It takes an average of 220 days to discover identity theft in your accounts, and every three seconds, there is a new victim, according to the U.S. Department of Justice.
Even fake people can get credit. It’s called synthetic identity theft.
This means a thief steals bits and pieces of data, uses a real Social Security number and creates a fictitious identity and name for a “new” person.
The Federal Trade Commission estimates that 85% of identity theft is now considered synthetic identity theft. Protect your confidential information!
It’s still profitable for thieves to target banks, retailers, and organizations, like health care providers, universities and entertainment companies. Even though these data collectors may have stepped up security, you should protect your own information and:
• Ask to use an identifier other than your Social Security number.
• Ask data collectors to shred discarded documents that contain your information, or take them.
• Monitor financial accounts for fraud.
• Use only secure websites when shopping online.

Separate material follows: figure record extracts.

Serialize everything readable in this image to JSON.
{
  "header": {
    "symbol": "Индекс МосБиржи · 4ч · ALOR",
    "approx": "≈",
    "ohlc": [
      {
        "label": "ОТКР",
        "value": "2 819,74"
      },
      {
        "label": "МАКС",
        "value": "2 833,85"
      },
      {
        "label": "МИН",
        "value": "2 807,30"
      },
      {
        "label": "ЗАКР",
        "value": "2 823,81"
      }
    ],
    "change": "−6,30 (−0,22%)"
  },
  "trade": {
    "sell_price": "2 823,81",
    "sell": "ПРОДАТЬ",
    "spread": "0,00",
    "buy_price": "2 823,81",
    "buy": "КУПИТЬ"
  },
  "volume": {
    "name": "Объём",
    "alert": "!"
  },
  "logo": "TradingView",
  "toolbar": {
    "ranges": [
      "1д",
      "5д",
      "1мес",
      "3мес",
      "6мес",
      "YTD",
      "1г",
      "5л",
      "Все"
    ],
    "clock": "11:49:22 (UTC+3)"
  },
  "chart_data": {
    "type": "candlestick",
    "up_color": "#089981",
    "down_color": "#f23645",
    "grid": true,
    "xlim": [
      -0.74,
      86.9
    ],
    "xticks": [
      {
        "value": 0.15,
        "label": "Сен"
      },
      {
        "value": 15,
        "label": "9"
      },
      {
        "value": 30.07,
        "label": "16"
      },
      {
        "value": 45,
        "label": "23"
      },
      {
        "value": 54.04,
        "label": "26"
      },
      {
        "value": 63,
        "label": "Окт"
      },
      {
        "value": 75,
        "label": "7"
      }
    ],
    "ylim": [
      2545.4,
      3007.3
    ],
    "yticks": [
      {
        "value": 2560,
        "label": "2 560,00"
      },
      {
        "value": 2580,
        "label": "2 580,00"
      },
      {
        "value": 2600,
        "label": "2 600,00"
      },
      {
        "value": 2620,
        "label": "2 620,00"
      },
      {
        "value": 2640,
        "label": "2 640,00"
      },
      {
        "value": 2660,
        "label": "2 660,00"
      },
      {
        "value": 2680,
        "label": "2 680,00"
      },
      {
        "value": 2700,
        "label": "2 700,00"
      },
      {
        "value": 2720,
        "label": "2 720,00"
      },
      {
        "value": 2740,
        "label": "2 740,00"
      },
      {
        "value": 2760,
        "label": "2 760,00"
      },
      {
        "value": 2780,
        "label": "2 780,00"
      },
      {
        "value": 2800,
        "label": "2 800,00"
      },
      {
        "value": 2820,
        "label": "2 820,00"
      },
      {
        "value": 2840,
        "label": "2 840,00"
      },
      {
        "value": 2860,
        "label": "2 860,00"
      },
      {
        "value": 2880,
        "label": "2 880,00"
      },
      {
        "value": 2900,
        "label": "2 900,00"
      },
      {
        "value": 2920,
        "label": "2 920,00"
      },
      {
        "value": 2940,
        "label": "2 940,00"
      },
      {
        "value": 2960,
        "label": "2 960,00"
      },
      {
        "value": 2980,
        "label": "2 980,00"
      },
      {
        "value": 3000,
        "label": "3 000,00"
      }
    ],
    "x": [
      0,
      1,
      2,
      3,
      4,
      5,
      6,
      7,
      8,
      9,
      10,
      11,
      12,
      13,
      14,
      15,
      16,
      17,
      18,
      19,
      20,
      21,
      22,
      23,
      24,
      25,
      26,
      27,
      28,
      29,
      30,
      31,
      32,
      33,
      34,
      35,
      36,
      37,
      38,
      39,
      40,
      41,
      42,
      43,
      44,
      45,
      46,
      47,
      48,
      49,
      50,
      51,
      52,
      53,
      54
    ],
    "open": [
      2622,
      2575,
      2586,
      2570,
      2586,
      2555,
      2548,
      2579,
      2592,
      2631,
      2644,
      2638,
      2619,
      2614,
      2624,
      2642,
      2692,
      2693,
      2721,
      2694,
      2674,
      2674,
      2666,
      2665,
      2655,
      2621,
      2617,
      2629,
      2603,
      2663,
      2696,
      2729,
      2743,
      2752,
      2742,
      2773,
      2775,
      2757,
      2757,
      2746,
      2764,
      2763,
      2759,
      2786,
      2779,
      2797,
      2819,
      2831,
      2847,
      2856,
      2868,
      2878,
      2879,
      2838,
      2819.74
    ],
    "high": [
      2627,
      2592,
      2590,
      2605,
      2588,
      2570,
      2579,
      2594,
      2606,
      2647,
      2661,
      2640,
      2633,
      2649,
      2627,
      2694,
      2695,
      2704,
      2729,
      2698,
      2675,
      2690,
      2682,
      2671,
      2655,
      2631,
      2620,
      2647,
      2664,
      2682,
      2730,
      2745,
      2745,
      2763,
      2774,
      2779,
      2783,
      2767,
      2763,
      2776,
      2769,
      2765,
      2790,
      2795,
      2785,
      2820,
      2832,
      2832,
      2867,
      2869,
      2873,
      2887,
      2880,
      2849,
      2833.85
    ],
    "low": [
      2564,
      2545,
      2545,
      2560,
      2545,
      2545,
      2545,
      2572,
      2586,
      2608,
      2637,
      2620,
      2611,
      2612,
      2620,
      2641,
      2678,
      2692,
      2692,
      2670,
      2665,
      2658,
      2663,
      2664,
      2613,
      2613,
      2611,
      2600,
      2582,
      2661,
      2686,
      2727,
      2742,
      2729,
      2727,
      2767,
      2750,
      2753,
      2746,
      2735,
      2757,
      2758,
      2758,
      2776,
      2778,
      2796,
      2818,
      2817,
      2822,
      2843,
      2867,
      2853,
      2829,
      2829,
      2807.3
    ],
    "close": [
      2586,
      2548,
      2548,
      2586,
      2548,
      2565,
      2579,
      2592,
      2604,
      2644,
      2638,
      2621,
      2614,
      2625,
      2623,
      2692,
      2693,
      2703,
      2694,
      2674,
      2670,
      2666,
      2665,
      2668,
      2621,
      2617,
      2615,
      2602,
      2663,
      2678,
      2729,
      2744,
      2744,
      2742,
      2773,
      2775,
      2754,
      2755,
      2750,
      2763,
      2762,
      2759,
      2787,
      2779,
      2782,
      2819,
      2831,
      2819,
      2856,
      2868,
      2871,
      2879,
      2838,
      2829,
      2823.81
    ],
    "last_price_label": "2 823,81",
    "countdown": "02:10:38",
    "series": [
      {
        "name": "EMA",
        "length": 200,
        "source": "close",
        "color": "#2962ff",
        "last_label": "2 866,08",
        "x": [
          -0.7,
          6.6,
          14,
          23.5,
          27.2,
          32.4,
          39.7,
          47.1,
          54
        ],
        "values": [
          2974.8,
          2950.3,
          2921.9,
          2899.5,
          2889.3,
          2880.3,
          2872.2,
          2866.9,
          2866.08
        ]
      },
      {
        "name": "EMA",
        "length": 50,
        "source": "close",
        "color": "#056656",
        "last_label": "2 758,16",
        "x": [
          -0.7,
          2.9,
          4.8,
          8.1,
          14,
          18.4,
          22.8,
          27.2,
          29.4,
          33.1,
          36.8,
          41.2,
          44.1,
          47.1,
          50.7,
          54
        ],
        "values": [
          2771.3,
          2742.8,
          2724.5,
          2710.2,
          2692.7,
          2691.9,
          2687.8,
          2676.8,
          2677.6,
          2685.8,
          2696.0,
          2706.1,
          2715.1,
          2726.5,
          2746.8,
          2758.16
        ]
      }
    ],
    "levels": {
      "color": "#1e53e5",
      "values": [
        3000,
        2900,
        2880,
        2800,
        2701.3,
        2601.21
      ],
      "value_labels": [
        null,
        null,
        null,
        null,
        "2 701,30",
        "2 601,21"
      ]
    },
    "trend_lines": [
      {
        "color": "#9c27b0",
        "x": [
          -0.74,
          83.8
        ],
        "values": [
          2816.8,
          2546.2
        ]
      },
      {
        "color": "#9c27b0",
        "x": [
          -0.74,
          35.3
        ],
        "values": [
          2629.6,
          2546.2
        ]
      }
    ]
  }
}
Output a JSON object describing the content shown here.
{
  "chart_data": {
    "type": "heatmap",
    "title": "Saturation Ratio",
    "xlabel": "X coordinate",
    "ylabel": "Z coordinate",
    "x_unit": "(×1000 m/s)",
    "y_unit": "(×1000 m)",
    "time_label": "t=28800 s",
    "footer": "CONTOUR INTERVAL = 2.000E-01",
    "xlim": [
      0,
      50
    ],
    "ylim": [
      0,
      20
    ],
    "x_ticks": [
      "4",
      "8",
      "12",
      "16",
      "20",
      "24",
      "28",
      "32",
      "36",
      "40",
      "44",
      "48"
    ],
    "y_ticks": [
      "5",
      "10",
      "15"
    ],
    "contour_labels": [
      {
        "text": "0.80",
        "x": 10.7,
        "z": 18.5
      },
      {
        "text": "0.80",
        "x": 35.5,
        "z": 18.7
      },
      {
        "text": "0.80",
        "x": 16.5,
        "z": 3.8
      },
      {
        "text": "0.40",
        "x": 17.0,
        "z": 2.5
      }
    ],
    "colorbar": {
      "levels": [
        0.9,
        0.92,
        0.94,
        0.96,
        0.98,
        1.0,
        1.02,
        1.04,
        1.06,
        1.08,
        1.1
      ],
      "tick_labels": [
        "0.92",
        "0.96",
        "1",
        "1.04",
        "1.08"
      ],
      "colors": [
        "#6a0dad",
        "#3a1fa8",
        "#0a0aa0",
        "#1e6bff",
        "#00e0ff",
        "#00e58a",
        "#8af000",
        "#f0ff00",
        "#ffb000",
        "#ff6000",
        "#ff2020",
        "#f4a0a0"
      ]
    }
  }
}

• Do not give permission to online sites (and limit the number) that store your credit card information.
• Check your credit reports regularly.
• Shred personal information, forms, statements, and receipts not needed.
• Update security software often for your computers and cell phones.
• Do not transmit sensitive data over an unsecure or public WiFi connection.
• Use strong passwords and change them often.
• If notified of a security breach that involves your information, change account numbers and passwords.
• Consider an identity theft monitoring service, which may be offered by your bank or credit union.